VALUATION OF BONDS AND SUKUK - BOND RISKS (PT2)

      The common misconception is that Bonds and Sukuk have little risk. THIS IS NOT TRUE.

      Just like any other financial instruments, they have certain inherent risks but these can be reduced by diversification across other asset classes.

      Credit Risk 
      Also known as ‘issuer risk’ or ‘default risk’.  This is a risk that the issuer may not be able to meet its obligations in terms of coupon payments or may not be able to pay the principal amount back to the bondholders at maturity. Government bonds are generally considered risk-free, while corporate bond risks are measured by Rating Agencies.

      Interest Rate Risk 
      Risk that the value of the bond may be adversely affected by the prevailing direction of interest rates.
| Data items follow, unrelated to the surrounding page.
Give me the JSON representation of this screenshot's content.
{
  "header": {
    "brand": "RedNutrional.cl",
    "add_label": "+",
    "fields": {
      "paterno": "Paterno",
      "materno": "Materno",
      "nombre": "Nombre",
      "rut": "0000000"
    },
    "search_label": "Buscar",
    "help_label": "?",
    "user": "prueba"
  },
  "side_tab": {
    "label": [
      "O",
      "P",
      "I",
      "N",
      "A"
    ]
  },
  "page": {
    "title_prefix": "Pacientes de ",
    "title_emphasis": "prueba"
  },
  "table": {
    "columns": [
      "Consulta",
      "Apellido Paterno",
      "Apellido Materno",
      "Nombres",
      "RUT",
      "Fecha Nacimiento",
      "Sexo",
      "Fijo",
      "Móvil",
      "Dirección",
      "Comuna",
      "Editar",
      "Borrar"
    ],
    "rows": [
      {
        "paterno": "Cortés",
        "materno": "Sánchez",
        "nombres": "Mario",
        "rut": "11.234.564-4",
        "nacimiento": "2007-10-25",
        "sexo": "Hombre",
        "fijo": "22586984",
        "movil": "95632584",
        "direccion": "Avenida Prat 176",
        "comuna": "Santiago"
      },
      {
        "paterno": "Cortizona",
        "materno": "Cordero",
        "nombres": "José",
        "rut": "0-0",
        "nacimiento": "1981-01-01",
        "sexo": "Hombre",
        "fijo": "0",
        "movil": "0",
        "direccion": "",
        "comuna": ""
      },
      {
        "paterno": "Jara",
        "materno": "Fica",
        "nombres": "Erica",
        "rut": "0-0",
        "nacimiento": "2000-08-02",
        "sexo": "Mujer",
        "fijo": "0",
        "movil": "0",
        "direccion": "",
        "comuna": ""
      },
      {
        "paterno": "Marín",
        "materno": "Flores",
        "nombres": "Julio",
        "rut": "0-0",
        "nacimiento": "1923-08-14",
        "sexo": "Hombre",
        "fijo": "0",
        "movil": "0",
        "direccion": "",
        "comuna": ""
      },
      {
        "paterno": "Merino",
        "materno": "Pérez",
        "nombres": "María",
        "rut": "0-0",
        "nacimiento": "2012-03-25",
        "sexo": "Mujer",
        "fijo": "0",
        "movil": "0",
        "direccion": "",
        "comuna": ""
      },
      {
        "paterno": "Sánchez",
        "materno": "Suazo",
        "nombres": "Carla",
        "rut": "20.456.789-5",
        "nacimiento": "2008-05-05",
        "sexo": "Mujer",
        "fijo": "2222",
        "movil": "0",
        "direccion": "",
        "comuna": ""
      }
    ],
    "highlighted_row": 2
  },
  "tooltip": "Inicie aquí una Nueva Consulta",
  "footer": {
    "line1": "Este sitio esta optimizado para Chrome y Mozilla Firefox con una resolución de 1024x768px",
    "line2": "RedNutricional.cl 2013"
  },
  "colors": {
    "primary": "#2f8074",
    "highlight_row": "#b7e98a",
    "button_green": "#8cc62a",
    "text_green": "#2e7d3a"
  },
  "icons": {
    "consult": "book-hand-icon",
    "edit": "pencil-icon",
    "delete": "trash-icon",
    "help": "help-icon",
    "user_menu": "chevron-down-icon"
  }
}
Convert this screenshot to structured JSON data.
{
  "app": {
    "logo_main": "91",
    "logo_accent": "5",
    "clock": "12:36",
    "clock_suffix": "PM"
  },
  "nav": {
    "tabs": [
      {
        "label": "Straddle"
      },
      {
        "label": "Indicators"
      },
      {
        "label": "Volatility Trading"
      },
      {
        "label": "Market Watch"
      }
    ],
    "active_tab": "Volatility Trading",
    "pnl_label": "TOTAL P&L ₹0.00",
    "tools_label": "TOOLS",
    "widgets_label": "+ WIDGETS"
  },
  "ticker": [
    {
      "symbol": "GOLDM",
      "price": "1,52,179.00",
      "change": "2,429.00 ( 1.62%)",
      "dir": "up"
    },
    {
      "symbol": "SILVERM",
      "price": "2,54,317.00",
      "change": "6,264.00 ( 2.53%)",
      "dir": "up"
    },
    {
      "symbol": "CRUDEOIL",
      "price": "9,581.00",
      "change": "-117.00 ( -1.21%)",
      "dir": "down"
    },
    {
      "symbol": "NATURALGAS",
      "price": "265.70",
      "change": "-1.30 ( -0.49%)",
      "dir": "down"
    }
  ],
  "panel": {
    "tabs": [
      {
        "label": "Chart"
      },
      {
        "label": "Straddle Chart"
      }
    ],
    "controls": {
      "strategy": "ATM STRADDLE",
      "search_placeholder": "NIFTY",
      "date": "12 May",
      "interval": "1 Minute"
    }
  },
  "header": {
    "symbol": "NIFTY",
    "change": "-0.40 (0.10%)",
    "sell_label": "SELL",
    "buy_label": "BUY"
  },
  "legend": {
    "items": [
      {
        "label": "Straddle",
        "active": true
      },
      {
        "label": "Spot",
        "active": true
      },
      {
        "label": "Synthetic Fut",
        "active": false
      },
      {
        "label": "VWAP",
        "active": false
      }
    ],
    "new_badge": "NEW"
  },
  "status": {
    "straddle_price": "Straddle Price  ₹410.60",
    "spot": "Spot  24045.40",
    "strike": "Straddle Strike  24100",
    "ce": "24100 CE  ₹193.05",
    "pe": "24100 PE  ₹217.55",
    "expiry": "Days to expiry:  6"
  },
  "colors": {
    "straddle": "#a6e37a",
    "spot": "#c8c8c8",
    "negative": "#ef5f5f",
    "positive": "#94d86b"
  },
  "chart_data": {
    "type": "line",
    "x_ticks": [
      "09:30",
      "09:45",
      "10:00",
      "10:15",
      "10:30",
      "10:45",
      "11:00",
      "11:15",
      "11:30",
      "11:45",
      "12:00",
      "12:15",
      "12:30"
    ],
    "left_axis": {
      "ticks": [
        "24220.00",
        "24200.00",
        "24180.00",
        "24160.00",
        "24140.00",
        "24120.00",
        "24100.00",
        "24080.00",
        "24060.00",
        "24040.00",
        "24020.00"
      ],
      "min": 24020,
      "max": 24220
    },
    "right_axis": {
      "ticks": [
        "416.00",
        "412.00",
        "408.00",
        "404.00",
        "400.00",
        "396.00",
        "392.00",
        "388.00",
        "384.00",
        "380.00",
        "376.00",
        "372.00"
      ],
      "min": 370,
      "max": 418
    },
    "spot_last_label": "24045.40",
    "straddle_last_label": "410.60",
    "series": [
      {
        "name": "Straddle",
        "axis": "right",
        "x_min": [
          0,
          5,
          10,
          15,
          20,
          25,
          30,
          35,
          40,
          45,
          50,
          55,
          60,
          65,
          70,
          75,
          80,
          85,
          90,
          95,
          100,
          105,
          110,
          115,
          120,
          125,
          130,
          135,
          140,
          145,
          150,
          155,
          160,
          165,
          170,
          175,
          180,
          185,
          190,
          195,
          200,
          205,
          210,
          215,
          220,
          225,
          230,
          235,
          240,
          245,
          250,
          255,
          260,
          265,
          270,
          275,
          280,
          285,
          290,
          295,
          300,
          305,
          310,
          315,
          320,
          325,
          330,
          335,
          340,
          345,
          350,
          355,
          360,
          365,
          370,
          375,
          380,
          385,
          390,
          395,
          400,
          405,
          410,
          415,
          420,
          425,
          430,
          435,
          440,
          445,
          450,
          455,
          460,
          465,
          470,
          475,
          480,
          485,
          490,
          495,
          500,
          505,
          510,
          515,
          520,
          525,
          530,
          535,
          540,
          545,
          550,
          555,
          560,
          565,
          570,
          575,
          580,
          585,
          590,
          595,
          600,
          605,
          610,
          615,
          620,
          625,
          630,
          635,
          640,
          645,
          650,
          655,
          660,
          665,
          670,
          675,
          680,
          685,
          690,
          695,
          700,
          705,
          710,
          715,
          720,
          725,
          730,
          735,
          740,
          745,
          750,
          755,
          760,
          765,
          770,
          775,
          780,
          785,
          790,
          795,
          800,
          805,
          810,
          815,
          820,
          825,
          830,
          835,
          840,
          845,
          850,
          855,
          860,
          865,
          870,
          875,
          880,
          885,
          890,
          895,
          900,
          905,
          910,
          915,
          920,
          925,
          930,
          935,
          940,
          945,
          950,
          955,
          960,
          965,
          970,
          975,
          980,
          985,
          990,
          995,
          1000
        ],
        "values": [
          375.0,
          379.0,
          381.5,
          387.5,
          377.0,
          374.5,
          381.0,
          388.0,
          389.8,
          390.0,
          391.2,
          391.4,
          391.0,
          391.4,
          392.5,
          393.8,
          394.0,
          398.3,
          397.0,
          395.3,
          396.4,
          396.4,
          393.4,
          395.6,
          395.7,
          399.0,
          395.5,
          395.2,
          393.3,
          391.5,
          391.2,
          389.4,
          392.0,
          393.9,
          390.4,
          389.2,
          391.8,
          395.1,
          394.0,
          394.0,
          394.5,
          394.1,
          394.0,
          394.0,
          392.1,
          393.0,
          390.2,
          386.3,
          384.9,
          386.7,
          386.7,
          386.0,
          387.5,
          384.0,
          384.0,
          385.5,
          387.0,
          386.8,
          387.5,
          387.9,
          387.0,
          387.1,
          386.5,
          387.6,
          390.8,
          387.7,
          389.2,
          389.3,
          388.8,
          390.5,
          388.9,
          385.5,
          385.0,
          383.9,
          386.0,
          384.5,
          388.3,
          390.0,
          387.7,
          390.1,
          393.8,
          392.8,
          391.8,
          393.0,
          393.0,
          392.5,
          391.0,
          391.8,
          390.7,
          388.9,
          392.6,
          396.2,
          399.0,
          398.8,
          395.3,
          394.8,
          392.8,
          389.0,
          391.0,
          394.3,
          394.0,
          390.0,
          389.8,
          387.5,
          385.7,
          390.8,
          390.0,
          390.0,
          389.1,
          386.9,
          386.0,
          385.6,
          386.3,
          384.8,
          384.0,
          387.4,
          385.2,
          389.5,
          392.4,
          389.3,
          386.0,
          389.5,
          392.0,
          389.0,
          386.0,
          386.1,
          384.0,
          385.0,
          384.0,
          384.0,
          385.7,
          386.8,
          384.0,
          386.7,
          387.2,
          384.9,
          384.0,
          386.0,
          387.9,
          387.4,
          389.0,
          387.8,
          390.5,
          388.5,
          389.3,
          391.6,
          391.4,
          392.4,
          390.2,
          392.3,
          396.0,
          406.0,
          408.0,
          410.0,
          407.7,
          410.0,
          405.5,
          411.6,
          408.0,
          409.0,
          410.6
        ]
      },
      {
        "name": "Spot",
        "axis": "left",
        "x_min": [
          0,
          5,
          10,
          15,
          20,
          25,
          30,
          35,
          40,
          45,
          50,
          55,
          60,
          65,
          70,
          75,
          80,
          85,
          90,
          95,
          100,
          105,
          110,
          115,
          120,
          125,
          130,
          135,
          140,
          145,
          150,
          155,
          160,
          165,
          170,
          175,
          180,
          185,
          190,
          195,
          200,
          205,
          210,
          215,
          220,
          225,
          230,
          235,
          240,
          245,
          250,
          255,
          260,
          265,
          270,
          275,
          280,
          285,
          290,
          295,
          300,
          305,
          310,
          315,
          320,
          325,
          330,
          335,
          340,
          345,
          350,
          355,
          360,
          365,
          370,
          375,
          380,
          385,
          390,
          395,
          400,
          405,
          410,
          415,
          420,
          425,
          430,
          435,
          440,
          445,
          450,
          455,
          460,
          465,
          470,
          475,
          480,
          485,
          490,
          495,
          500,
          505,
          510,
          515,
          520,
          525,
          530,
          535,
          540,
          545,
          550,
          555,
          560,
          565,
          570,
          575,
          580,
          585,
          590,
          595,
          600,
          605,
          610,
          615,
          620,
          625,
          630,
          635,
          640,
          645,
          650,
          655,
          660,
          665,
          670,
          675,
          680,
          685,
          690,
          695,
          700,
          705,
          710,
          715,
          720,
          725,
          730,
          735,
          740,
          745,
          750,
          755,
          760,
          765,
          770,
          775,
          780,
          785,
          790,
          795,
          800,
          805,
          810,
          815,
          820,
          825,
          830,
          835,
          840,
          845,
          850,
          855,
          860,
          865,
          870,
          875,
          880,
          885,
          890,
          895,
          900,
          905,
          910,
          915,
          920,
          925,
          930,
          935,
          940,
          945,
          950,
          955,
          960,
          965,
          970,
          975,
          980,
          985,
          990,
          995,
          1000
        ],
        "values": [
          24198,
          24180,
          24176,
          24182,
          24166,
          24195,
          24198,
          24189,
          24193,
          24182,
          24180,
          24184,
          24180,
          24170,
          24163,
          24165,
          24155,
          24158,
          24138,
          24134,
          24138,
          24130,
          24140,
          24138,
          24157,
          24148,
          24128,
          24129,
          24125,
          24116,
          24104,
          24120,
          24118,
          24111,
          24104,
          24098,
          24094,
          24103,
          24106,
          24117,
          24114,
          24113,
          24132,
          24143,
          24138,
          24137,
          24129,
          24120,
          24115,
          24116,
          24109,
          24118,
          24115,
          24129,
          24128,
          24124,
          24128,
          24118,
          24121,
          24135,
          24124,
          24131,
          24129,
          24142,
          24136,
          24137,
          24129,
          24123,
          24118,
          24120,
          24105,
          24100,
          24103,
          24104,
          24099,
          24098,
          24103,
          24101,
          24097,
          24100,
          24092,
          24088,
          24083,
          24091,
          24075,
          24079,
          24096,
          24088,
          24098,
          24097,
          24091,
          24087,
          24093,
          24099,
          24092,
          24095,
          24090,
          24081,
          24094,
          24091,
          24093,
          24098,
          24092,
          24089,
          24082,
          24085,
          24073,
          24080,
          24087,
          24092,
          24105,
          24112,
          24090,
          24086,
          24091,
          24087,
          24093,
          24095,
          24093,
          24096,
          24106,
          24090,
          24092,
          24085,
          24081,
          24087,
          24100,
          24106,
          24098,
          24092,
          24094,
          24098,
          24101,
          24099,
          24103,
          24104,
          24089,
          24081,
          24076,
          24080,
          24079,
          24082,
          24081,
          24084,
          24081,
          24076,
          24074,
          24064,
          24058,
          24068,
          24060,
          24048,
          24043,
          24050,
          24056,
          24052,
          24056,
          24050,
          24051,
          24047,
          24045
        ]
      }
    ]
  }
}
The single most important factor influencing the price of bonds is the prevailing market interest rate (e.g. if Bank Negara reduces interest rates, bonds become more attractive and its prices will rise) Therefore, the study of interest rate movements is important for bond trading.

      Liquidity Risk
      Risk that a bondholder may be unable to sell a bond due to thin trading conditions.

      Inflation Risk 
      Risk that the value of a bondholder’s investment will be eroded by the effects of inflation. Fixed rate coupons and principal amounts will end up being less worthy in real terms if inflation is high during the bond’s lifetime.

      As a result of these risks, the price of the bond may fluctuate, thus resulting in capital gain or loss if the investor liquidates his holding.

      In the case of a default, the investor may not receive payments of their interest and principal owing.